Many things can cause burn marks on your fresh rip cuts, from a dirty or dull blade to a misaligned fence. But if your blade is clean and sharp, you are using GRR-RIPPERs to keep the stock parallel to the blade and still get burns along the kerf, those burns can tell you what is wrong if you know how to ‘read’ them.
Most saws are operated with the rip fence to the right of the saw blade, so the ‘rip’ or ‘keeper’ side of the cut would be to the right of the blade and the ‘off-fall’ would be to the left. The photos here are oriented that way and taken from the outfeed side of the saw.
Burn marks on the right of your cut, closest to the rip fence, show that the rip fence is mis-aligned slightly toward the blade front to back. Measuring it should show the back of the fence is closer to the blade than the front. This pushes the stock past the blade at an angle. The teeth at the front cut the stock, but the teeth at the back are rubbing along the kerf edge and this friction causes the burn marks.

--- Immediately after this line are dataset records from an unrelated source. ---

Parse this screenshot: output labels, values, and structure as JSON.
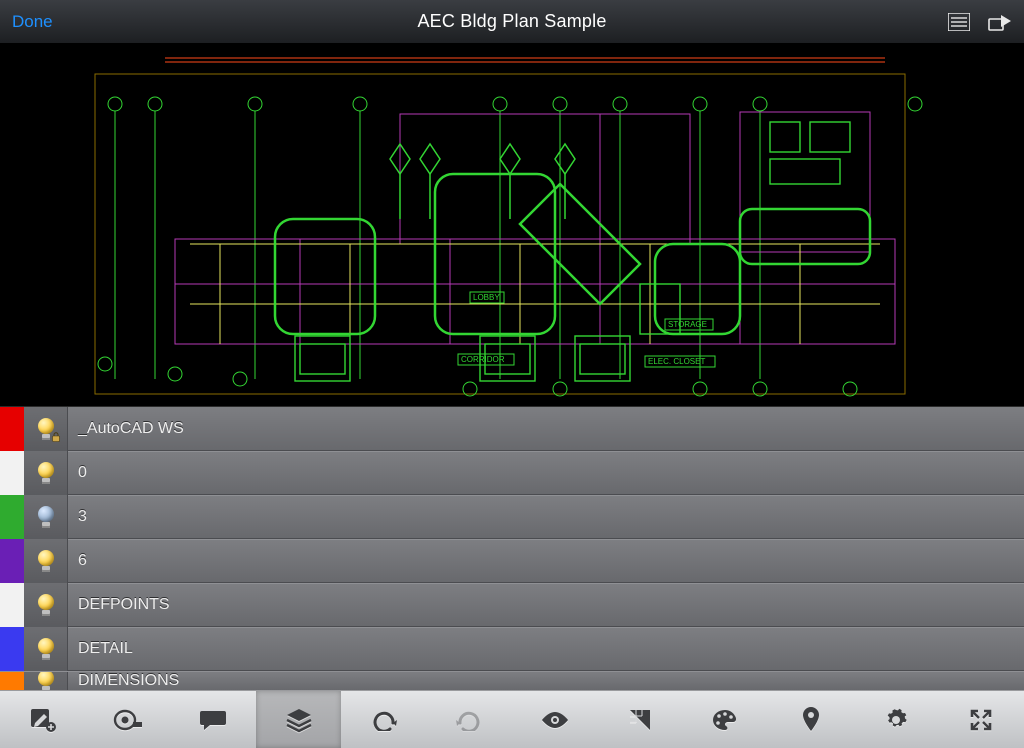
{
  "header": {
    "done_label": "Done",
    "title": "AEC Bldg Plan Sample"
  },
  "canvas": {
    "annotations": [
      "LOBBY",
      "CORRIDOR",
      "STORAGE",
      "ELEC. CLOSET"
    ]
  },
  "layers": [
    {
      "name": "_AutoCAD WS",
      "color": "#e60000",
      "on": true,
      "locked": true
    },
    {
      "name": "0",
      "color": "#f2f2f2",
      "on": true,
      "locked": false
    },
    {
      "name": "3",
      "color": "#2fab2f",
      "on": false,
      "locked": false
    },
    {
      "name": "6",
      "color": "#6a1fb5",
      "on": true,
      "locked": false
    },
    {
      "name": "DEFPOINTS",
      "color": "#f2f2f2",
      "on": true,
      "locked": false
    },
    {
      "name": "DETAIL",
      "color": "#3a3af0",
      "on": true,
      "locked": false
    },
    {
      "name": "DIMENSIONS",
      "color": "#ff7a00",
      "on": true,
      "locked": false
    }
  ],
  "toolbar": {
    "items": [
      {
        "id": "draw",
        "label": "Draw",
        "active": false
      },
      {
        "id": "measure",
        "label": "Measure",
        "active": false
      },
      {
        "id": "text",
        "label": "Text",
        "active": false
      },
      {
        "id": "layers",
        "label": "Layers",
        "active": true
      },
      {
        "id": "undo",
        "label": "Undo",
        "active": false
      },
      {
        "id": "redo",
        "label": "Redo",
        "active": false
      },
      {
        "id": "view",
        "label": "View",
        "active": false
      },
      {
        "id": "snap",
        "label": "Snap",
        "active": false
      },
      {
        "id": "color",
        "label": "Color",
        "active": false
      },
      {
        "id": "location",
        "label": "Location",
        "active": false
      },
      {
        "id": "settings",
        "label": "Settings",
        "active": false
      },
      {
        "id": "fullscreen",
        "label": "Fullscreen",
        "active": false
      }
    ]
  },
  "colors": {
    "accent_link": "#1e90ff",
    "cad_green": "#33d633",
    "cad_yellow": "#e6e65e",
    "cad_magenta": "#b63ab6",
    "cad_orange": "#ff4a1a",
    "cad_grid": "#8a6b00"
  }
}
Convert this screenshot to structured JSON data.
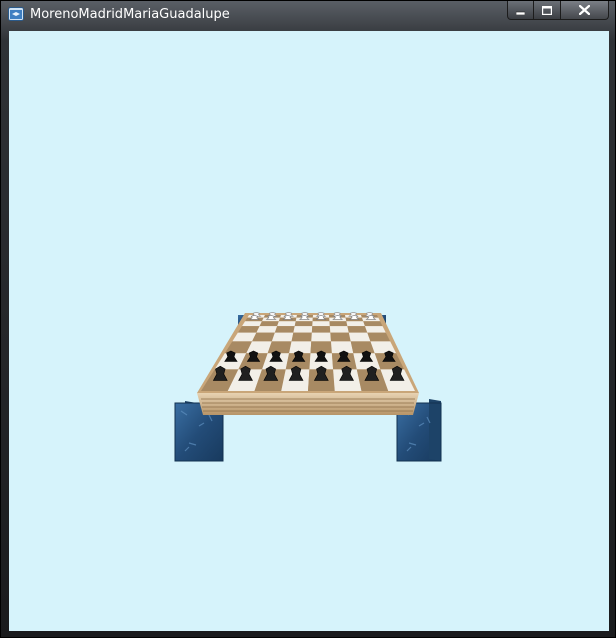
{
  "window": {
    "title": "MorenoMadridMariaGuadalupe",
    "icon": "app-window-icon",
    "controls": {
      "minimize_icon": "minimize-icon",
      "maximize_icon": "maximize-icon",
      "close_icon": "close-icon"
    }
  },
  "viewport": {
    "background": "#d6f3fb",
    "scene": {
      "board_light": "#f2efe8",
      "board_dark": "#a88a63",
      "frame": "#c9a679",
      "leg": "#244f7c",
      "pieces": [
        "white-pieces-back-row",
        "white-pawns",
        "black-pawns",
        "black-pieces-back-row"
      ]
    }
  }
}
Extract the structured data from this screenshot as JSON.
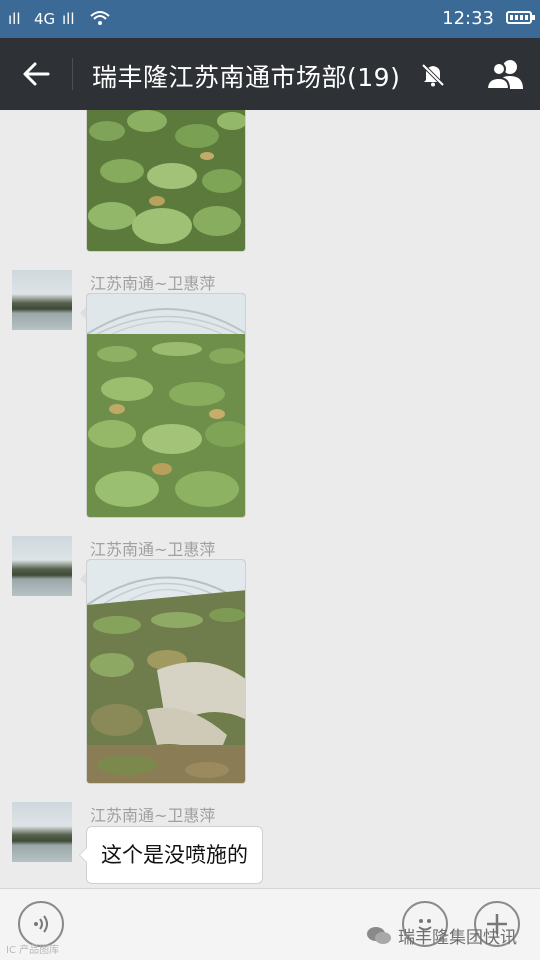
{
  "status_bar": {
    "signal_1": "ıll",
    "network": "4G",
    "signal_2": "ıll",
    "time": "12:33"
  },
  "header": {
    "title": "瑞丰隆江苏南通市场部(19)",
    "back_icon": "arrow-left-icon",
    "mute_icon": "bell-off-icon",
    "members_icon": "group-icon"
  },
  "messages": [
    {
      "type": "image",
      "sender": "",
      "image_desc": "pumpkin-field-photo"
    },
    {
      "type": "image",
      "sender": "江苏南通~卫惠萍",
      "image_desc": "greenhouse-pumpkin-photo"
    },
    {
      "type": "image",
      "sender": "江苏南通~卫惠萍",
      "image_desc": "greenhouse-damaged-crop-photo"
    },
    {
      "type": "text",
      "sender": "江苏南通~卫惠萍",
      "text": "这个是没喷施的"
    }
  ],
  "input_bar": {
    "voice_icon": "voice-icon",
    "emoji_icon": "emoji-icon",
    "more_icon": "plus-icon"
  },
  "watermark": {
    "left": "IC 产品图库",
    "right": "瑞丰隆集团快讯"
  },
  "colors": {
    "status_bar": "#3c6a96",
    "title_bar": "#2e3136",
    "chat_bg": "#ebebeb"
  }
}
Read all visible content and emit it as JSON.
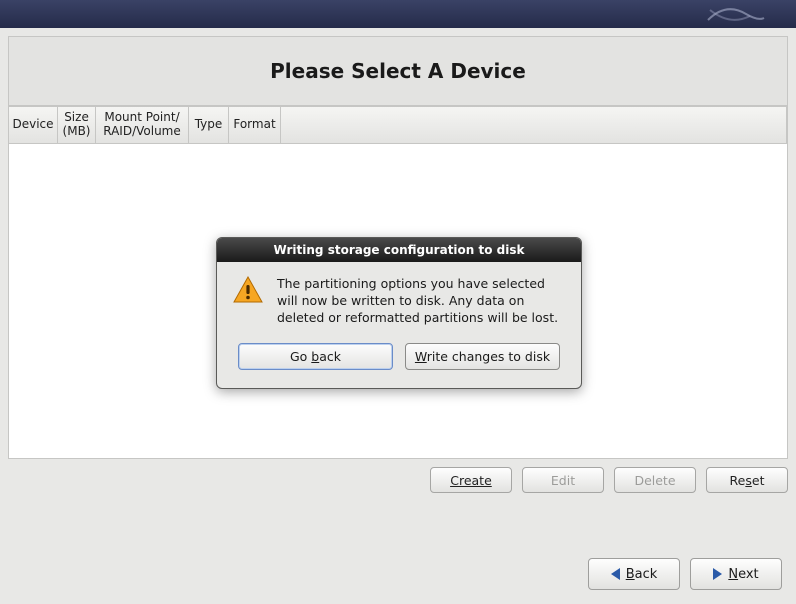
{
  "header": {
    "title": "Please Select A Device"
  },
  "columns": {
    "device": "Device",
    "size_line1": "Size",
    "size_line2": "(MB)",
    "mount_line1": "Mount Point/",
    "mount_line2": "RAID/Volume",
    "type": "Type",
    "format": "Format"
  },
  "toolbar": {
    "create": "Create",
    "edit": "Edit",
    "delete": "Delete",
    "reset": "Reset"
  },
  "nav": {
    "back": "Back",
    "next": "Next"
  },
  "dialog": {
    "title": "Writing storage configuration to disk",
    "message": "The partitioning options you have selected will now be written to disk.  Any data on deleted or reformatted partitions will be lost.",
    "go_back_pre": "Go ",
    "go_back_ul": "b",
    "go_back_post": "ack",
    "write_ul": "W",
    "write_post": "rite changes to disk"
  }
}
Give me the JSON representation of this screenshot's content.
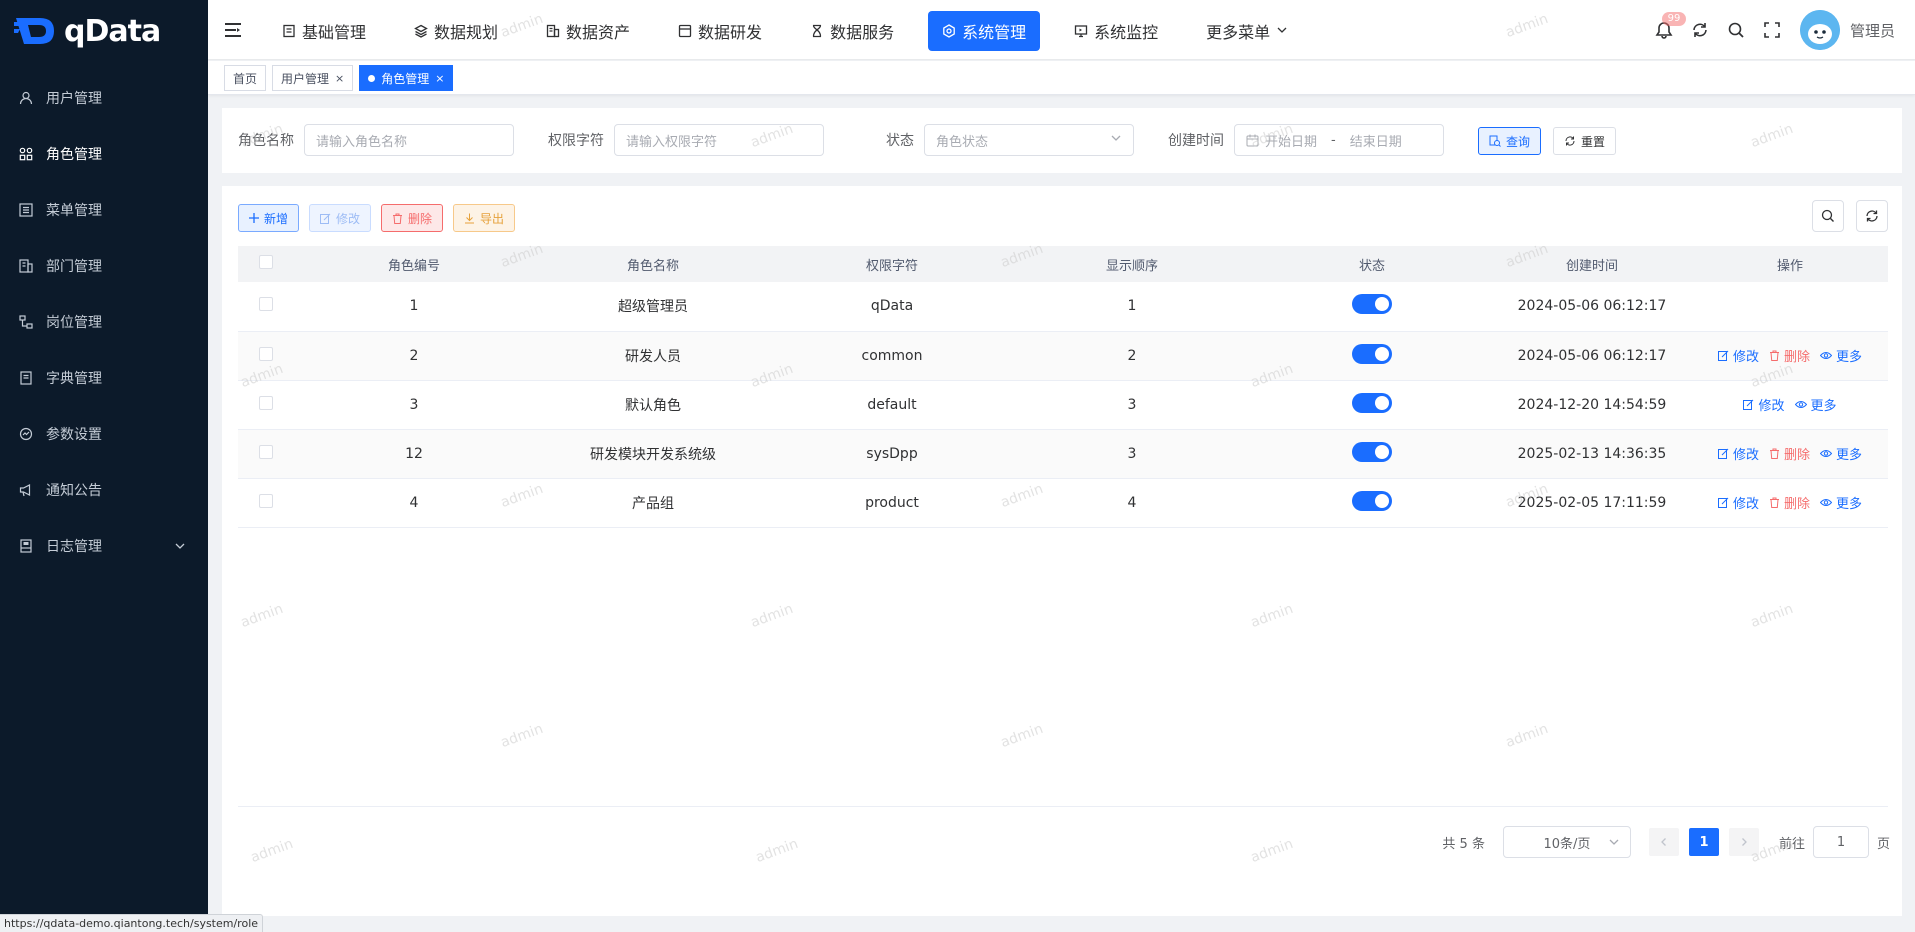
{
  "app": {
    "logo_text": "qData",
    "brand_color": "#1a6dff"
  },
  "sidebar": {
    "items": [
      {
        "label": "用户管理",
        "icon": "user-icon"
      },
      {
        "label": "角色管理",
        "icon": "role-icon"
      },
      {
        "label": "菜单管理",
        "icon": "menu-list-icon"
      },
      {
        "label": "部门管理",
        "icon": "department-icon"
      },
      {
        "label": "岗位管理",
        "icon": "post-icon"
      },
      {
        "label": "字典管理",
        "icon": "dictionary-icon"
      },
      {
        "label": "参数设置",
        "icon": "settings-icon"
      },
      {
        "label": "通知公告",
        "icon": "megaphone-icon"
      },
      {
        "label": "日志管理",
        "icon": "log-icon"
      }
    ]
  },
  "topnav": {
    "items": [
      {
        "label": "基础管理",
        "icon": "base-icon"
      },
      {
        "label": "数据规划",
        "icon": "layers-icon"
      },
      {
        "label": "数据资产",
        "icon": "asset-icon"
      },
      {
        "label": "数据研发",
        "icon": "dev-icon"
      },
      {
        "label": "数据服务",
        "icon": "hourglass-icon"
      },
      {
        "label": "系统管理",
        "icon": "system-icon"
      },
      {
        "label": "系统监控",
        "icon": "monitor-icon"
      },
      {
        "label": "更多菜单",
        "icon": "chevron-down-icon"
      }
    ],
    "active_index": 5,
    "notification_badge": "99",
    "user_name": "管理员"
  },
  "tags": {
    "items": [
      {
        "label": "首页",
        "closable": false
      },
      {
        "label": "用户管理",
        "closable": true
      },
      {
        "label": "角色管理",
        "closable": true
      }
    ],
    "close_symbol": "×"
  },
  "search": {
    "role_name_label": "角色名称",
    "role_name_placeholder": "请输入角色名称",
    "role_key_label": "权限字符",
    "role_key_placeholder": "请输入权限字符",
    "status_label": "状态",
    "status_placeholder": "角色状态",
    "created_label": "创建时间",
    "start_placeholder": "开始日期",
    "range_separator": "-",
    "end_placeholder": "结束日期",
    "query_label": "查询",
    "reset_label": "重置"
  },
  "toolbar": {
    "add_label": "新增",
    "edit_label": "修改",
    "delete_label": "删除",
    "export_label": "导出"
  },
  "table": {
    "columns": [
      "角色编号",
      "角色名称",
      "权限字符",
      "显示顺序",
      "状态",
      "创建时间",
      "操作"
    ],
    "rows": [
      {
        "id": "1",
        "name": "超级管理员",
        "key": "qData",
        "order": "1",
        "enabled": true,
        "created": "2024-05-06 06:12:17",
        "actions": []
      },
      {
        "id": "2",
        "name": "研发人员",
        "key": "common",
        "order": "2",
        "enabled": true,
        "created": "2024-05-06 06:12:17",
        "actions": [
          "edit",
          "delete",
          "more"
        ]
      },
      {
        "id": "3",
        "name": "默认角色",
        "key": "default",
        "order": "3",
        "enabled": true,
        "created": "2024-12-20 14:54:59",
        "actions": [
          "edit",
          "more"
        ]
      },
      {
        "id": "12",
        "name": "研发模块开发系统级",
        "key": "sysDpp",
        "order": "3",
        "enabled": true,
        "created": "2025-02-13 14:36:35",
        "actions": [
          "edit",
          "delete",
          "more"
        ]
      },
      {
        "id": "4",
        "name": "产品组",
        "key": "product",
        "order": "4",
        "enabled": true,
        "created": "2025-02-05 17:11:59",
        "actions": [
          "edit",
          "delete",
          "more"
        ]
      }
    ],
    "action_labels": {
      "edit": "修改",
      "delete": "删除",
      "more": "更多"
    }
  },
  "pagination": {
    "total_text": "共 5 条",
    "page_size": "10条/页",
    "current_page": "1",
    "goto_label": "前往",
    "goto_value": "1",
    "page_suffix": "页"
  },
  "watermark_text": "admin",
  "status_url": "https://qdata-demo.qiantong.tech/system/role"
}
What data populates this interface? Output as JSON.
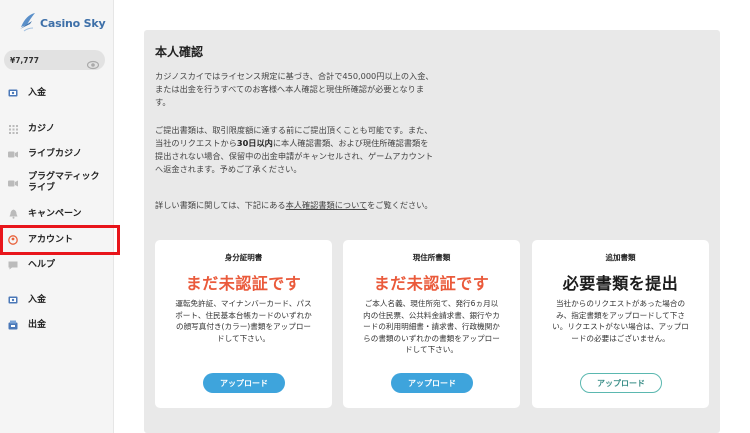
{
  "brand": {
    "name": "Casino Sky"
  },
  "balance": {
    "amount": "¥7,777"
  },
  "sidebar": {
    "items": [
      {
        "label": "入金"
      },
      {
        "label": "カジノ"
      },
      {
        "label": "ライブカジノ"
      },
      {
        "label": "プラグマティック ライブ"
      },
      {
        "label": "キャンペーン"
      },
      {
        "label": "アカウント"
      },
      {
        "label": "ヘルプ"
      },
      {
        "label": "入金"
      },
      {
        "label": "出金"
      }
    ]
  },
  "verification": {
    "title": "本人確認",
    "para1": "カジノスカイではライセンス規定に基づき、合計で450,000円以上の入金、または出金を行うすべてのお客様へ本人確認と現住所確認が必要となります。",
    "para2_a": "ご提出書類は、取引限度額に達する前にご提出頂くことも可能です。また、当社のリクエストから",
    "para2_bold": "30日以内",
    "para2_b": "に本人確認書類、および現住所確認書類を提出されない場合、保留中の出金申請がキャンセルされ、ゲームアカウントへ返金されます。予めご了承ください。",
    "para3_a": "詳しい書類に関しては、下記にある",
    "para3_link": "本人確認書類について",
    "para3_b": "をご覧ください。",
    "cards": [
      {
        "heading": "身分証明書",
        "status": "まだ未認証です",
        "description": "運転免許証、マイナンバーカード、パスポート、住民基本台帳カードのいずれかの顔写真付き(カラー)書類をアップロードして下さい。",
        "button": "アップロード"
      },
      {
        "heading": "現住所書類",
        "status": "まだ未認証です",
        "description": "ご本人名義、現住所宛て、発行6ヵ月以内の住民票、公共料金請求書、銀行やカードの利用明細書・請求書、行政機関からの書類のいずれかの書類をアップロードして下さい。",
        "button": "アップロード"
      },
      {
        "heading": "追加書類",
        "status": "必要書類を提出",
        "description": "当社からのリクエストがあった場合のみ、指定書類をアップロードして下さい。リクエストがない場合は、アップロードの必要はございません。",
        "button": "アップロード"
      }
    ]
  },
  "colors": {
    "accent_red": "#ea5a3b",
    "button_blue": "#3ea4dc",
    "outline_teal": "#5bb8b0",
    "highlight_box": "#e8151b"
  }
}
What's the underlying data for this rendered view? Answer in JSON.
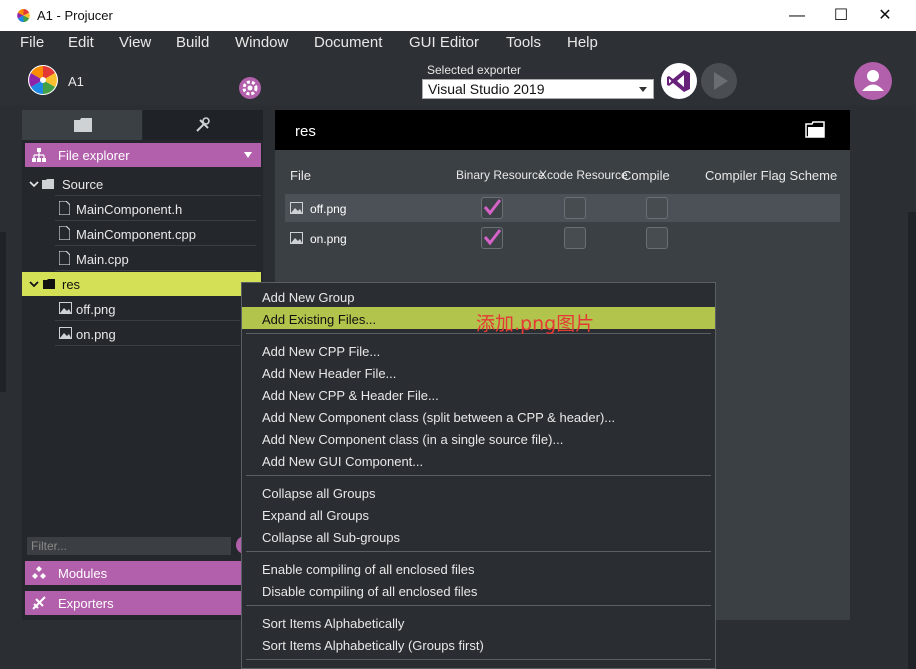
{
  "window": {
    "title": "A1 - Projucer",
    "minimize": "—",
    "maximize": "☐",
    "close": "✕"
  },
  "menu": [
    "File",
    "Edit",
    "View",
    "Build",
    "Window",
    "Document",
    "GUI Editor",
    "Tools",
    "Help"
  ],
  "header": {
    "project_name": "A1",
    "exporter_label": "Selected exporter",
    "exporter_value": "Visual Studio 2019"
  },
  "sidebar": {
    "file_explorer": "File explorer",
    "tree": [
      {
        "label": "Source",
        "type": "group",
        "expanded": true
      },
      {
        "label": "MainComponent.h",
        "type": "file"
      },
      {
        "label": "MainComponent.cpp",
        "type": "file"
      },
      {
        "label": "Main.cpp",
        "type": "file"
      },
      {
        "label": "res",
        "type": "group",
        "expanded": true,
        "selected": true
      },
      {
        "label": "off.png",
        "type": "image"
      },
      {
        "label": "on.png",
        "type": "image"
      }
    ],
    "filter_placeholder": "Filter...",
    "modules": "Modules",
    "exporters": "Exporters"
  },
  "main": {
    "title": "res",
    "columns": [
      "File",
      "Binary Resource",
      "Xcode Resource",
      "Compile",
      "Compiler Flag Scheme"
    ],
    "rows": [
      {
        "name": "off.png",
        "binary": true,
        "xcode": false,
        "compile": false
      },
      {
        "name": "on.png",
        "binary": true,
        "xcode": false,
        "compile": false
      }
    ]
  },
  "context_menu": {
    "group1": [
      "Add New Group",
      "Add Existing Files..."
    ],
    "group2": [
      "Add New CPP File...",
      "Add New Header File...",
      "Add New CPP & Header File...",
      "Add New Component class (split between a CPP & header)...",
      "Add New Component class (in a single source file)...",
      "Add New GUI Component..."
    ],
    "group3": [
      "Collapse all Groups",
      "Expand all Groups",
      "Collapse all Sub-groups"
    ],
    "group4": [
      "Enable compiling of all enclosed files",
      "Disable compiling of all enclosed files"
    ],
    "group5": [
      "Sort Items Alphabetically",
      "Sort Items Alphabetically (Groups first)"
    ],
    "highlighted": "Add Existing Files..."
  },
  "annotation": "添加.png图片",
  "colors": {
    "accent": "#b25fac",
    "selection": "#d4e157",
    "menu_highlight": "#b3c44c",
    "annotation": "#e53935"
  }
}
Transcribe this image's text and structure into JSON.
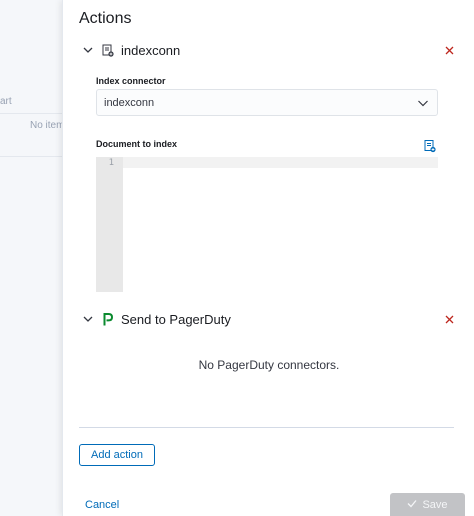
{
  "background": {
    "partial_label": "art",
    "empty_text": "No item"
  },
  "flyout": {
    "title": "Actions",
    "actions": [
      {
        "title": "indexconn",
        "icon": "index-document-icon",
        "connector_label": "Index connector",
        "connector_value": "indexconn",
        "document_label": "Document to index",
        "editor_line_numbers": [
          "1"
        ]
      },
      {
        "title": "Send to PagerDuty",
        "icon": "pagerduty-icon",
        "empty_text": "No PagerDuty connectors."
      }
    ],
    "add_action_label": "Add action",
    "cancel_label": "Cancel",
    "save_label": "Save"
  },
  "colors": {
    "accent": "#006bb8",
    "danger": "#bd271e",
    "pagerduty": "#0a8a2e",
    "disabled": "#c2c3c6"
  }
}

Burn marks on the left side of the kerf, away from the rip fence, means the fence is mis-aligned away from the blade measured front to back. The burns are still caused by the back of the blade, but on the left side. In either of these cases, resetting your rip fence to be exactly parallel with the blade will fix the burning issue.
If you see burning on both sides of the kerf, but only in certain spots, your feed technique may need improvement. Cutting too slowly allows the blade to rub in one area too much and the friction causes heat that can leave burns.

Burns at the front of the cut may mean you are feeding too slowly until the part is fully engaged with the blade. Burns at the back may mean you are hesitating at the finish of the cut. And if you pause in the middle of ripping longer boards, you will certainly see a tool mark if not a burn at that spot. Using two GRR-RIPPERs in a hand-over-hand method can keep your long board moving steadily past the blade leaving a near perfect edge.
Some people believe that setting the rip fence with a small “drift” to the right will prevent binding between the blade and the fence. This is unsafe for the reasons stated above. This setup will cause tool marks and burning on the left of the kerf and if one of those teeth catch the off fall as it separates from the stock, it can kick back.
Every saw manual clearly states that the miter slots and the rip fence MUST be parallel to the blade for safe and accurate operation.
Reading any burn marks you see will let you know if your saw needs tuning and where to look for the fix.